LINQ to SIMD leverages the System.Numerics.Vector types to perform operations on multiple data elements simultaneously. The library translates LINQ-style queries into vectorized operations where applicable.

Technical context for expert readers: The struct-based approach requires careful handling of the "boxing" problem, where value types converted to interface references allocate on the heap. ZLinq avoids this through generic constraints and specialized implementations that never require boxing.

Industry Implications

The release reflects ongoing efforts in the .NET ecosystem to provide high-performance alternatives to convenient but allocation-heavy APIs. Microsoft has invested significantly in reducing allocations in .NET itself, and community libraries like ZLinq extend this work to areas the framework does not address directly.
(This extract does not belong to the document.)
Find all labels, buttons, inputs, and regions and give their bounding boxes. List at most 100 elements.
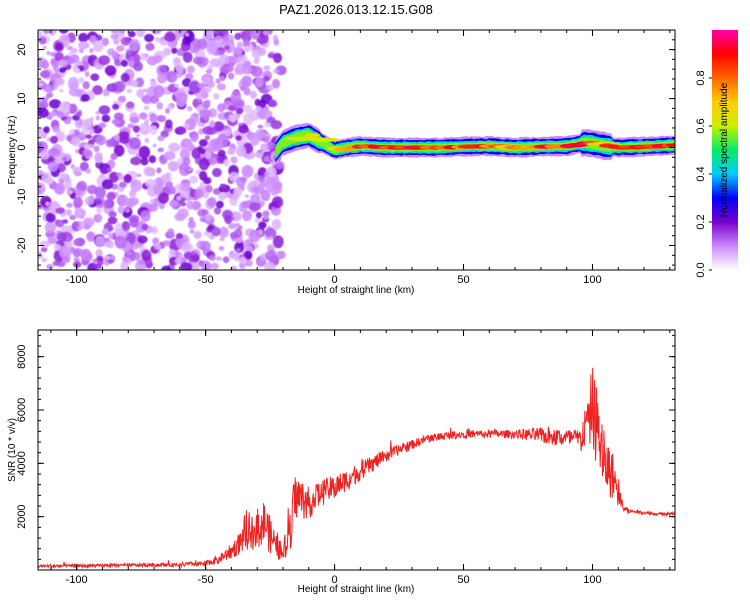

Game development frameworks increasingly target .NET, with Unity using a modified Mono runtime and Godot offering C# as a scripting option. Libraries that enable idiomatic .NET code without performance penalties support this trend.

The approach ZLinq takes, using structs and generics to eliminate allocations, has influenced other library designs in the .NET ecosystem. Similar patterns appear in serialization libraries, collection implementations, and parsing frameworks.

Confirmed Facts and Open Questions

Confirmed:

  • ZLinq v1 released in April 2025 by Yoshifumi Kawai
  • Library uses struct-based iterators to achieve zero allocations
  • Supports .NET Standard 2.0/2.1, .NET 6/8/9, Unity 2021.3+, and Godot
  • Licensed under MIT
  • GitHub repository has over 4,800 stars as of May 20, 2025

Unclear:

  • Specific performance benchmarks across different workload types
  • Adoption rates in production environments
  • Compatibility with all existing LINQ extension methods from third-party libraries

What to Watch Next

The .NET community's adoption of ZLinq in production applications will indicate whether the performance benefits outweigh the migration costs. Unity and Godot game developers represent a particularly relevant audience given their sensitivity to garbage collection.

Future .NET versions may incorporate similar optimizations into the standard library, potentially reducing the need for alternative implementations. Microsoft's ongoing work on performance improvements in .NET 10 and beyond bears monitoring.

The Cysharp organization's other projects, including MessagePack for C# and UniTask, have achieved significant adoption. ZLinq's trajectory may follow similar patterns if it proves valuable in real-world scenarios.